Supplementary materials to
Trowitzsch, I., Schymura, C., Kolossa, D., Obermayer, K. (2019), "Joining Sound Event Detection and Localization Through Spatial Segregation", submitted, IEEE Transactions on Audio, Speech, Language Processing, https://arxiv.org/abs/1904.00055.
- Models
- Fullstream sound event detection models
- Segregated sound event detection models
- Spatial segregation model
- Code
- for training fullstream and segregated sound event detection models
- for testing fullstream and segregated sound event detection models
- for evaluating test results and plotting graphs
- Scene parameters lists
- Feature set descriptions
The code needs the Auditory Machine Learning Training and Testing Pipeline (AMLTTP) installed to run, and AMLTTP makes use of other software modules of the Two!Ears Computational Framework. You will need to download
- https://github.com/TWOEARS/Auditory-Machine-Learning-Training-and-Testing-Pipeline
- https://github.com/TWOEARS/blackboard-system
- https://github.com/TWOEARS/auditory-front-end
- https://github.com/TWOEARS/binaural-simulator
- https://github.com/TWOEARS/SOFA
- https://github.com/TWOEARS/main
- https://github.com/TWOEARS/stream-segregation-training-pipeline
In your Two!Ears-"main" directory, please first edit TwoEarsPath.xml to point to your respective directories.

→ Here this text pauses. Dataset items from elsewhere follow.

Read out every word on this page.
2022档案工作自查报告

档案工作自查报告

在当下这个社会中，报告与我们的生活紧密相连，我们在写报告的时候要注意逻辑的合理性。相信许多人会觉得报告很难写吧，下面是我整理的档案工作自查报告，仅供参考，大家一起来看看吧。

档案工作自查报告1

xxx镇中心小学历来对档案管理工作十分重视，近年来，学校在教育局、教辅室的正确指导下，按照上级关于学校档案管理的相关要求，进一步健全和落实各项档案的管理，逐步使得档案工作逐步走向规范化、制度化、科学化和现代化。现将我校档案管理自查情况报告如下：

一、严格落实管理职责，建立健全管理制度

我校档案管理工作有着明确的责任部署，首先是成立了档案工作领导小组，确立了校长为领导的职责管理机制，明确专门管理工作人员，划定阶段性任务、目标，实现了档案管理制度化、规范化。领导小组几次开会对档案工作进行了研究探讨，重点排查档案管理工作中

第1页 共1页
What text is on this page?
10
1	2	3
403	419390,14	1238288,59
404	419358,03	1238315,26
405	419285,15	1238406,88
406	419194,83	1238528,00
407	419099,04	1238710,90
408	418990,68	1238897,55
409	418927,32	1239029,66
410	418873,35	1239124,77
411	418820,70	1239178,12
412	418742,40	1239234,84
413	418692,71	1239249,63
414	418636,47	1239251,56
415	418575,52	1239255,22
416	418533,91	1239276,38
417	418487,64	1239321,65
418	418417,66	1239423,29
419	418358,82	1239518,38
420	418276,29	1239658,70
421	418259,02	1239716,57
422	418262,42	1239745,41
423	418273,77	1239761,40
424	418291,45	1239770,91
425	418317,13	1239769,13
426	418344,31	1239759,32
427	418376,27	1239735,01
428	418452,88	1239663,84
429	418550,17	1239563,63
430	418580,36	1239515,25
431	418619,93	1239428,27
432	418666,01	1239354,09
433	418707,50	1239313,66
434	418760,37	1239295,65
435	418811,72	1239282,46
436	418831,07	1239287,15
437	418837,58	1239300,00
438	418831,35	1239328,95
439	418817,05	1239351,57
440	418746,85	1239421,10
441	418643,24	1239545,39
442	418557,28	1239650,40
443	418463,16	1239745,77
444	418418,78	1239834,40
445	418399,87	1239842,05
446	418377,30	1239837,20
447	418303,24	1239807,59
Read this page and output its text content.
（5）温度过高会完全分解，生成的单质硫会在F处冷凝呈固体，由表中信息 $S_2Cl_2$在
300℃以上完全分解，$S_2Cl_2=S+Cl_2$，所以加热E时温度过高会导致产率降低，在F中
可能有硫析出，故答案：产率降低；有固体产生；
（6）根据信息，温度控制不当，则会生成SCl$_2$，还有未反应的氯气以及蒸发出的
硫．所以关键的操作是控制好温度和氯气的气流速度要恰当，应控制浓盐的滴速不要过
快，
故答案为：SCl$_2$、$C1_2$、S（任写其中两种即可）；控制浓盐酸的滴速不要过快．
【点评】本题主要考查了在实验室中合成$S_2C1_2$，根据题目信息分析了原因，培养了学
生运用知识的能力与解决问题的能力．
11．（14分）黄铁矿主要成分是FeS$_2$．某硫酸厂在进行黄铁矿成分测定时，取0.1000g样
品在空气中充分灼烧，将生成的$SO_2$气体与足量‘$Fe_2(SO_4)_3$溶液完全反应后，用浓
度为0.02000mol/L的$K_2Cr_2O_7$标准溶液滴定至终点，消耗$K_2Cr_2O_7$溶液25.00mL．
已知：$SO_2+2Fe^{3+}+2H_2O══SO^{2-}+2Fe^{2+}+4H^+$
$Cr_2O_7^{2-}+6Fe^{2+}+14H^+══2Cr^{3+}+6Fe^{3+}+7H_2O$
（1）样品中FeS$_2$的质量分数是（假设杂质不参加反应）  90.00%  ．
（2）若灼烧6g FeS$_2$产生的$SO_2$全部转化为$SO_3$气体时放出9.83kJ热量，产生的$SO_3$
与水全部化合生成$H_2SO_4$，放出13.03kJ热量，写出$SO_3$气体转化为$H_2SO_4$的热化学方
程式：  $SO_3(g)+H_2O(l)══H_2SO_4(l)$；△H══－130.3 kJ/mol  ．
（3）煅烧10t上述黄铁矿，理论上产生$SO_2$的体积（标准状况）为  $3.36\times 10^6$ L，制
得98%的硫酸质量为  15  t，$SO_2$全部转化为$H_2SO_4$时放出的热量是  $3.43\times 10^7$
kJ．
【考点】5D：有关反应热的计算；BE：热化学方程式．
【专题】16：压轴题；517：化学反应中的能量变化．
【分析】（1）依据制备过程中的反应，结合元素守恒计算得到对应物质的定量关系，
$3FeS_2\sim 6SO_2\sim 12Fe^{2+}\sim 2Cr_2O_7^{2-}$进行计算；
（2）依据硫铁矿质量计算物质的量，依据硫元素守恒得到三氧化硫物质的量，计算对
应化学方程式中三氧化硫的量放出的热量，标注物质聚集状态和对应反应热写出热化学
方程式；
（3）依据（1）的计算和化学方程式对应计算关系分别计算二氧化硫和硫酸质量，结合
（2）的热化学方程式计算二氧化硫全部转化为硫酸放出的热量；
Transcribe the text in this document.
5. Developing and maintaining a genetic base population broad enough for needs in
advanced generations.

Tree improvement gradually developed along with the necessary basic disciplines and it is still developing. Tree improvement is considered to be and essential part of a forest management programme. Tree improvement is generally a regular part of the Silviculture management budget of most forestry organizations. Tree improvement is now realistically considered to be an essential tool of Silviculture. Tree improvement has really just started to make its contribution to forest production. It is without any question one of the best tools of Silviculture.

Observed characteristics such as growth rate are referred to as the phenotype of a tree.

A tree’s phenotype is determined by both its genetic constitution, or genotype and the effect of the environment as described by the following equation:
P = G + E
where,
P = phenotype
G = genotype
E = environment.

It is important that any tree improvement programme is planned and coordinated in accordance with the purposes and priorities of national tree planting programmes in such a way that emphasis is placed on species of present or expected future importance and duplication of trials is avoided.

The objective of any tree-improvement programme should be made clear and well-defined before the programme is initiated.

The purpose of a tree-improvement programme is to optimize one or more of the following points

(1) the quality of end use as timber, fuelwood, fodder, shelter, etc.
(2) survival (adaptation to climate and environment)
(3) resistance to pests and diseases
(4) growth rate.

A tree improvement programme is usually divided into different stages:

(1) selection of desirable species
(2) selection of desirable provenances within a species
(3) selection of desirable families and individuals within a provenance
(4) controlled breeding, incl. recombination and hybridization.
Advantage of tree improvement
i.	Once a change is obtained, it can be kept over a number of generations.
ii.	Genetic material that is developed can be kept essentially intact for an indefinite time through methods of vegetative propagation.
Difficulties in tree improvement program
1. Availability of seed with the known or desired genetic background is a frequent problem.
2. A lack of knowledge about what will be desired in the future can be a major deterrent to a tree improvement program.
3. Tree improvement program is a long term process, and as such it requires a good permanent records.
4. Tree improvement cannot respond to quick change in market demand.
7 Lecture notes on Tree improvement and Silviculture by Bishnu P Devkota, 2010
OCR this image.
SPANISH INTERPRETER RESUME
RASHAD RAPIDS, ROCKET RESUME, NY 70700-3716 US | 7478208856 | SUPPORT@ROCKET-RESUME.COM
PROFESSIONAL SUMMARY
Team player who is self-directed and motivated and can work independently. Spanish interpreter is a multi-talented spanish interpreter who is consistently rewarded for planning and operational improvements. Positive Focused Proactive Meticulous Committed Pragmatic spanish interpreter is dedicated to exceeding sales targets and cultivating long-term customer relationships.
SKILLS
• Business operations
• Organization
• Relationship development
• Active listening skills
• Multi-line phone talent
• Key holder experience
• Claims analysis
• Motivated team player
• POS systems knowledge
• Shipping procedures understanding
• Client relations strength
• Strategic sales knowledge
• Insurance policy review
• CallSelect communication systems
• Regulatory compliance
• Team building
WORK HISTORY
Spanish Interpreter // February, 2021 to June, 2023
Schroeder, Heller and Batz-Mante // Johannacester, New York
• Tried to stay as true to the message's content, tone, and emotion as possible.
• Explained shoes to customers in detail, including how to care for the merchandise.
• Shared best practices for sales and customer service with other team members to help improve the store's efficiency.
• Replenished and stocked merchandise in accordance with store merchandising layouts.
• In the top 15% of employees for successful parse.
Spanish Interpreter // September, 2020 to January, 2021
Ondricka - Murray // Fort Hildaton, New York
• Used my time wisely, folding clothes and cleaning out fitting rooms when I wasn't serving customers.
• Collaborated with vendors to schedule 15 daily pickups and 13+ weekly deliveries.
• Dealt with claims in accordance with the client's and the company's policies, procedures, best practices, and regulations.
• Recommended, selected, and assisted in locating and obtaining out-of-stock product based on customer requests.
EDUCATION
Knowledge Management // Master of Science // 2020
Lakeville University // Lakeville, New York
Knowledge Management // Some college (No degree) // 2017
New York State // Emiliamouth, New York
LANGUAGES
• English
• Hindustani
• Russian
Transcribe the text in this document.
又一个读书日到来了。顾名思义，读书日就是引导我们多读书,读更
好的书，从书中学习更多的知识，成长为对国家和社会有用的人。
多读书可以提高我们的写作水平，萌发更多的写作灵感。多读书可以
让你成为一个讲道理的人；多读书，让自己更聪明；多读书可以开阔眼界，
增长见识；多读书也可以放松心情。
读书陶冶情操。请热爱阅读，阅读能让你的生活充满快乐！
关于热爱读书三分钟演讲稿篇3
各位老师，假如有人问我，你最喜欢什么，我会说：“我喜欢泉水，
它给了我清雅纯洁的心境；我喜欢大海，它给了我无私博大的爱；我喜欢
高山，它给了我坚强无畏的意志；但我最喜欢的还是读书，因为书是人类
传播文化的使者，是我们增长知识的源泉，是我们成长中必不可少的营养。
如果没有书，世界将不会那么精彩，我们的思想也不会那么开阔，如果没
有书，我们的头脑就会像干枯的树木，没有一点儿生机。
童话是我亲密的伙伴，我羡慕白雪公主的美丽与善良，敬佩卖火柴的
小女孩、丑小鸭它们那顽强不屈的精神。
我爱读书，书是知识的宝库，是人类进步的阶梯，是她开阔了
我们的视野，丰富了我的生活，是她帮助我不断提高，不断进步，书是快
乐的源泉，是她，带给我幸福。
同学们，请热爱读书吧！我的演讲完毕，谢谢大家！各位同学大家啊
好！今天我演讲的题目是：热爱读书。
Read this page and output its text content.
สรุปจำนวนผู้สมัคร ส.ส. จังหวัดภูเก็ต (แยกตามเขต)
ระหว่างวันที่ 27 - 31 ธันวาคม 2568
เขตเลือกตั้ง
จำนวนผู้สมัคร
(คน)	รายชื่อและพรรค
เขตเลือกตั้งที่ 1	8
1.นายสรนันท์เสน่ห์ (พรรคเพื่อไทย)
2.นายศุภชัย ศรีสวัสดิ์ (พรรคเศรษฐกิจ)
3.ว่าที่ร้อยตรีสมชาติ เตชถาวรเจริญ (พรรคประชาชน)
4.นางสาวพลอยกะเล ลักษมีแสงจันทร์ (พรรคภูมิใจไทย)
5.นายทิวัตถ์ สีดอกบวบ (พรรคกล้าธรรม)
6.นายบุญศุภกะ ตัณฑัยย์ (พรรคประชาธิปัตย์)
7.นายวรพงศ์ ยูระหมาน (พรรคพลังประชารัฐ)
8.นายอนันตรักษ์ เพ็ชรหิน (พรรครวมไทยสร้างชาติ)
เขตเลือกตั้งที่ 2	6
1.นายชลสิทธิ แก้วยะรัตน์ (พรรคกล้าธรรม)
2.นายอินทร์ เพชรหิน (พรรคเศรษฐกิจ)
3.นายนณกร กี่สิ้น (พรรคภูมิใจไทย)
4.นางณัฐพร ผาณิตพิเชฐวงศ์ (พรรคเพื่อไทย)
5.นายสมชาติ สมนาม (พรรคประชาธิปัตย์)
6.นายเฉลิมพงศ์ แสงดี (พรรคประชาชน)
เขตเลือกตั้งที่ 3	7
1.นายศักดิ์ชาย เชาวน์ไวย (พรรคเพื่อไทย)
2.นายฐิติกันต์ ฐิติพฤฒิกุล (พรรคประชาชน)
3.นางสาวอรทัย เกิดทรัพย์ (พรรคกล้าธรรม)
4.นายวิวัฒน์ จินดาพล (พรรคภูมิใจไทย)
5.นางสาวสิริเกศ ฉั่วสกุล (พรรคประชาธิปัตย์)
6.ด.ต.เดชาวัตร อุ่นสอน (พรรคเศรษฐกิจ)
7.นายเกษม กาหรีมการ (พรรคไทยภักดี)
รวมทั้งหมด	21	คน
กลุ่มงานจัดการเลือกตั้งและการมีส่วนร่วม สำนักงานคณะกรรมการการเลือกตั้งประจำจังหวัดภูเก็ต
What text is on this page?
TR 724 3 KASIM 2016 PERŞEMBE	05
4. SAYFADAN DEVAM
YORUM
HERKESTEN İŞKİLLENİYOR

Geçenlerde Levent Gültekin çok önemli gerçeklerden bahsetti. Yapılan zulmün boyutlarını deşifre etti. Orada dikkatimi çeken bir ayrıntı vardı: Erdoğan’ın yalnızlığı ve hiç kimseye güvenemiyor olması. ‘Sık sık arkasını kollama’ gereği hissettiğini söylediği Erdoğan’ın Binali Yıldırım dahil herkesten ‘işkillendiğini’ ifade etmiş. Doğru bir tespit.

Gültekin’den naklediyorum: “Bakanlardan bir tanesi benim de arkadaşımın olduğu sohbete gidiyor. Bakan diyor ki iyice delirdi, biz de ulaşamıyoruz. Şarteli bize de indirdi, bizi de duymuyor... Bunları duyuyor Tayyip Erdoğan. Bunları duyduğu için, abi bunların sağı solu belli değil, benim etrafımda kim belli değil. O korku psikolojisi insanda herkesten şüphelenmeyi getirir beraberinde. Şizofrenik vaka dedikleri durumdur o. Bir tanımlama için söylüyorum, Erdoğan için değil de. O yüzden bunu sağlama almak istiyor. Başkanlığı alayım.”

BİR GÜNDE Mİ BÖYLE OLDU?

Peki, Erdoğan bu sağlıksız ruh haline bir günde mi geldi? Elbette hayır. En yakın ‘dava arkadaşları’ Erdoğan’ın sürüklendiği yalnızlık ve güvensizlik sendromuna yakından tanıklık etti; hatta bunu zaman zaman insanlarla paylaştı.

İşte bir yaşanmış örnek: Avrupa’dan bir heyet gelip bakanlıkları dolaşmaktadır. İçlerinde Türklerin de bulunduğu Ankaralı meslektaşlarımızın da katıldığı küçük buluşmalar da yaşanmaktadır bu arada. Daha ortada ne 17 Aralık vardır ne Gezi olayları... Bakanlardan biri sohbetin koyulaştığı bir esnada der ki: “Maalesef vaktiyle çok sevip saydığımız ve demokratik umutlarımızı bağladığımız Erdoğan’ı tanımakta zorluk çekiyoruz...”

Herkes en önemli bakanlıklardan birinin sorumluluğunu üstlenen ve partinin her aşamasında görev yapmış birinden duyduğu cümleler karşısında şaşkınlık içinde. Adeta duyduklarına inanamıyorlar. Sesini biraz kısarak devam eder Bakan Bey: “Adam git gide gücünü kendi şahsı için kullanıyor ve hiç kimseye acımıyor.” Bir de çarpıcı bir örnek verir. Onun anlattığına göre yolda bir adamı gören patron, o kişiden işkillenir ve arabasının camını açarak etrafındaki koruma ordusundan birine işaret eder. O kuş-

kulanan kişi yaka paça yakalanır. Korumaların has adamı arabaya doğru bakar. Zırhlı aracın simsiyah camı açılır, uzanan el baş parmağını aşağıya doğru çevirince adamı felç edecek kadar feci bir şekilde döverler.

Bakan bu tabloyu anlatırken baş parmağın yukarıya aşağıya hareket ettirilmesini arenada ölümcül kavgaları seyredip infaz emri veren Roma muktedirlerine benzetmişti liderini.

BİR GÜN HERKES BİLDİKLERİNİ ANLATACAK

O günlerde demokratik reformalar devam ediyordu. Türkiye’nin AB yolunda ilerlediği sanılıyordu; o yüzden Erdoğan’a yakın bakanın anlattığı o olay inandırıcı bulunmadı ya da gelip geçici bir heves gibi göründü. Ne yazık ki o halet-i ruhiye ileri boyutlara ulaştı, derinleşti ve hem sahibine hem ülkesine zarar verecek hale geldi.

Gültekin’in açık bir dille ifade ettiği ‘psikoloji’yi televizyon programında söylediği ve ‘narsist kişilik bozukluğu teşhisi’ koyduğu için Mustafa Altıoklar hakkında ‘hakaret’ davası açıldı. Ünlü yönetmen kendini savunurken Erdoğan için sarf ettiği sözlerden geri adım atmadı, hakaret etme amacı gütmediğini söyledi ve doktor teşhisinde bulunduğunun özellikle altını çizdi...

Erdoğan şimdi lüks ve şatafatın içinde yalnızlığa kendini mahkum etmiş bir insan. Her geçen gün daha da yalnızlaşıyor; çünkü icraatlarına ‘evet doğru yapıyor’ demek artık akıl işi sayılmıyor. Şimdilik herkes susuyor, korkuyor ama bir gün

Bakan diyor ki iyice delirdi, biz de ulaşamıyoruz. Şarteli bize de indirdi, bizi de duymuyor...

Once Matlab opened, the Two!Ears main folder needs to be added to the Matlab path. This will be accomplished by executing the following command:
>> addpath( '<path-to-your-TwoEars-Main-directory>' )
Training and testing is performed on the sounds of the NIGENS database. Please download it from
Trowitzsch, Ivo, et al (2019), "NIGENS general sound events database", Zenodo. http://doi.org/10.5281/zenodo.2535878
First edit train_fullstream and train_segId to set nigensPath
and dataCachePath
(lines 5 and 6) to your respective pathes. Then training can be executed:
>> train_segId()
>> train_fullstream()
It is, computationally, reasonable to first execute train_segId
and then train_fullstream
. The other way around will take a bit longer (any direction actually will take very long due to the necessary preprocessing: scene-rendering, segregation, feature construction, etc.; and use a lot of disk space (a few terrabytes...) for the data cache...).
It is fine to cancel preprocessing of the data at any time. Due to the caching mechanism of AMLTTP, preprocessing will be continued next time.
To check that the code actually works without having to process all data and use so much disk space, execute
>> train_segId( 9:10, 1:4, [1,11,21,31] )
>> train_fullstream( 9:10, 1:4, [1,11,21,31] )
This will train on only ten sound files, only four scenes, and only four classes. Of course the obtained models are not able to generalize reasonably.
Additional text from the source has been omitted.